Acid house music made a huge impact in the UK. As Chicago DJ, DJ Pierre is quoted saying: ‘The scene took off in Europe and Acid House is credited for the start of the rave scene in London. It was so big and filled with so much energy that the Queen herself called acid house by name and banned it.’ It then morphed into more intense forms of dance music including Jungle and Hardcore house like DJ Eruption’s Jeopardy. The next stage of the rave music evolution was the big beat music and more electronic dance music, including artists like The Chemical Brothers and Prodigy.
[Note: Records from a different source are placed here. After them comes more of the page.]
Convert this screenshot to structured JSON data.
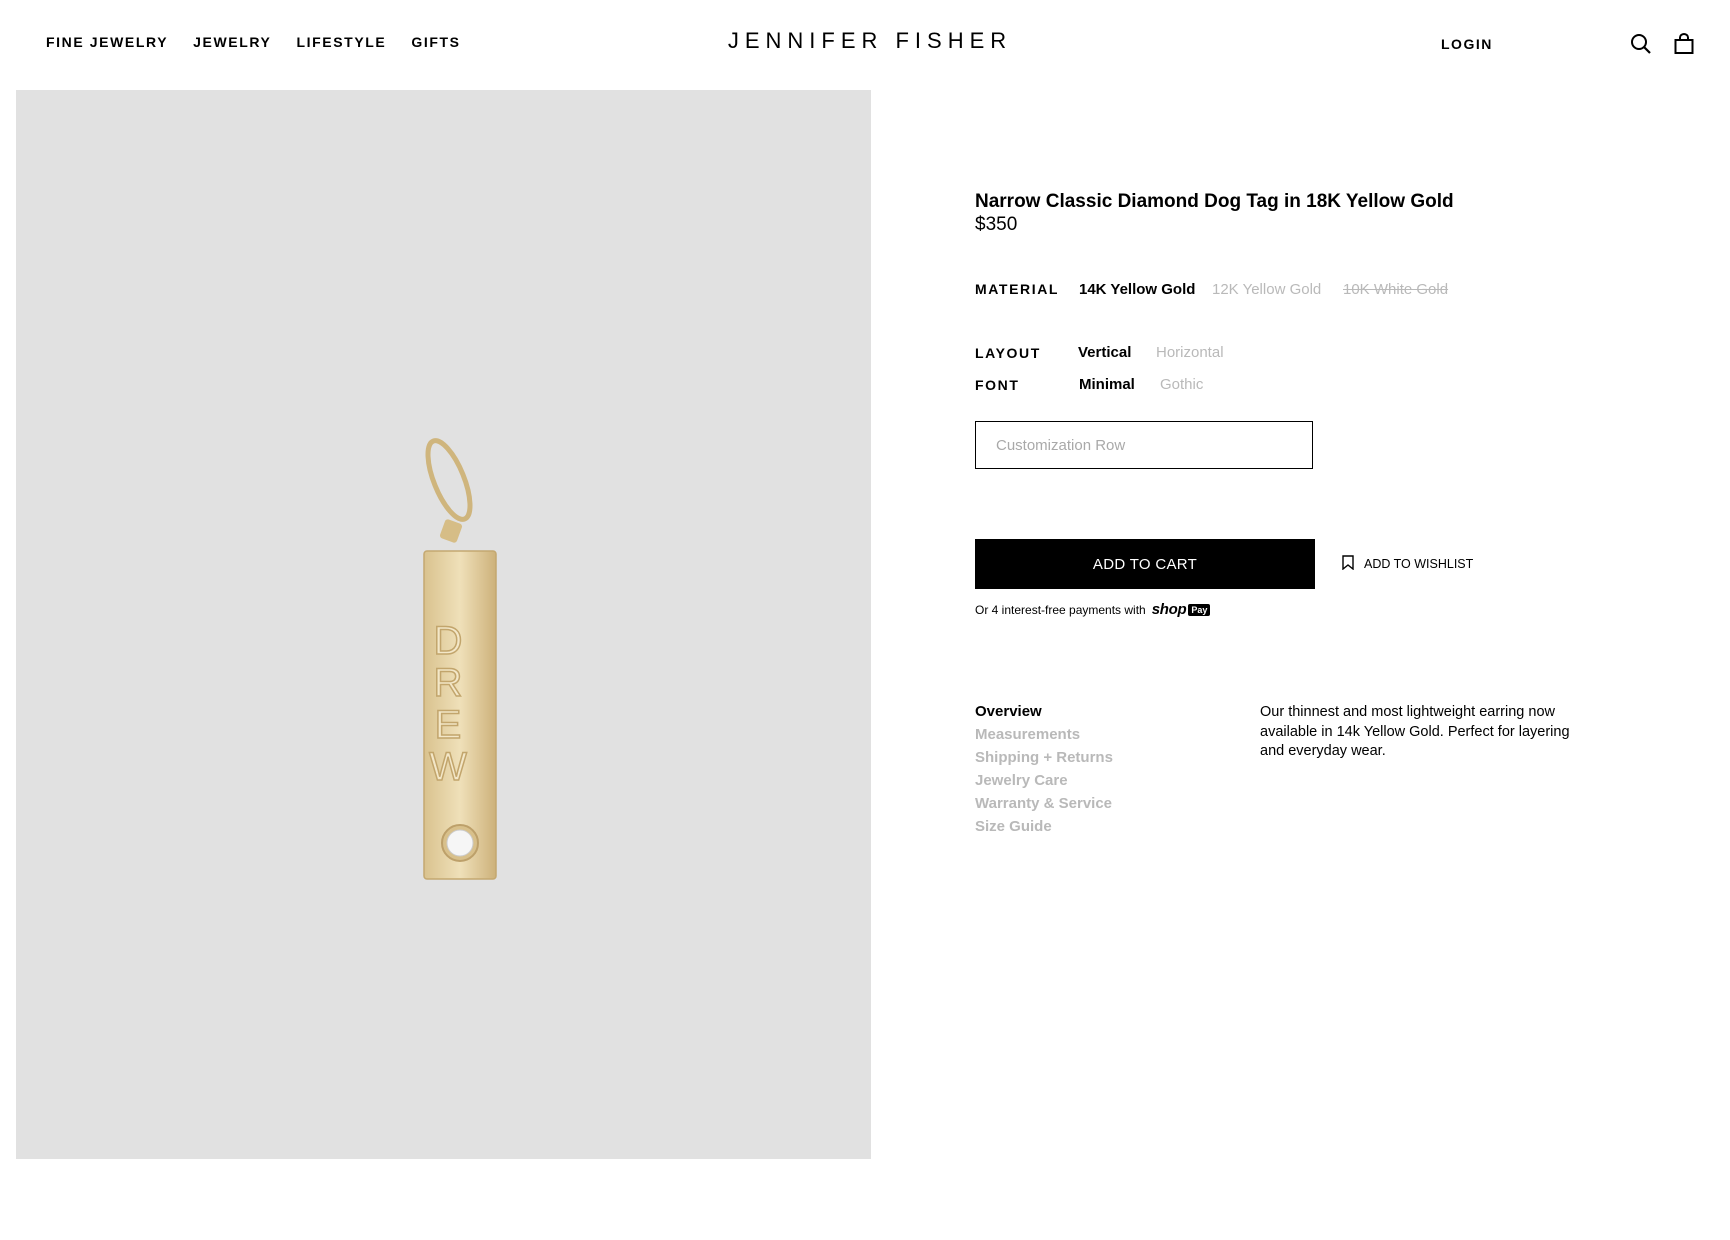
{
  "header": {
    "nav": [
      "FINE JEWELRY",
      "JEWELRY",
      "LIFESTYLE",
      "GIFTS"
    ],
    "brand": "JENNIFER FISHER",
    "login": "LOGIN",
    "icons": [
      "search-icon",
      "bag-icon"
    ]
  },
  "product": {
    "title": "Narrow Classic Diamond Dog Tag in 18K Yellow Gold",
    "price": "$350",
    "engraving": "DREW",
    "material": {
      "label": "MATERIAL",
      "options": [
        "14K Yellow Gold",
        "12K Yellow Gold",
        "10K White Gold"
      ],
      "selected": "14K Yellow Gold"
    },
    "layout": {
      "label": "LAYOUT",
      "options": [
        "Vertical",
        "Horizontal"
      ],
      "selected": "Vertical"
    },
    "font": {
      "label": "FONT",
      "options": [
        "Minimal",
        "Gothic"
      ],
      "selected": "Minimal"
    },
    "customization_placeholder": "Customization Row",
    "add_to_cart": "ADD TO CART",
    "add_to_wishlist": "ADD TO WISHLIST",
    "installments": "Or 4 interest-free payments with",
    "shoppay": {
      "shop": "shop",
      "pay": "Pay"
    }
  },
  "details": {
    "tabs": [
      "Overview",
      "Measurements",
      "Shipping + Returns",
      "Jewelry Care",
      "Warranty & Service",
      "Size Guide"
    ],
    "active_tab": "Overview",
    "overview_text": "Our thinnest and most lightweight earring now available in 14k Yellow Gold. Perfect for layering and everyday wear."
  },
  "colors": {
    "image_bg": "#e1e1e1",
    "muted_text": "#b9b9b9",
    "gold": "#e6d2a4"
  }
}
Perhaps these are the artists most commonly associated with the rave scene, but they still owe a lot to the original pioneers.

The Resurgence of Rave

Underground raves will always be a part of party culture. They represent an anti authority and anti rule mentality that will never die. After lockdowns across the world started to relax, there was a spate of illegal raves across both the UK and the US. This behavior at the time of a pandemic was not appropriate and selfish, but still represents the elements of rave culture that was always central, breaking the rules. It was argued that this venting of lockdown frustration was a return to the spirit of the 90’s rave culture, where people would meet up in illegal places and party until they got shut down. Older ravers though have argued that there are always free and illegal parties going on, these modern day ones just got more media attention. 

Conclusion

The Rave culture of the 90’s was unique. It came out of a culmination of good music, good drugs and good vibes. A reaction to the authoritarian Thatcherite government in the UK and a celebration of individuality and fighting against the establishment. It’s hard to imagine that raving today will ever be as good as it was in the 90’s (There are some people who’ve spent their whole lives trying to match it), but it’s always good to look back at pictures, videos and memories of a time that for many symbolized what it was to truly party.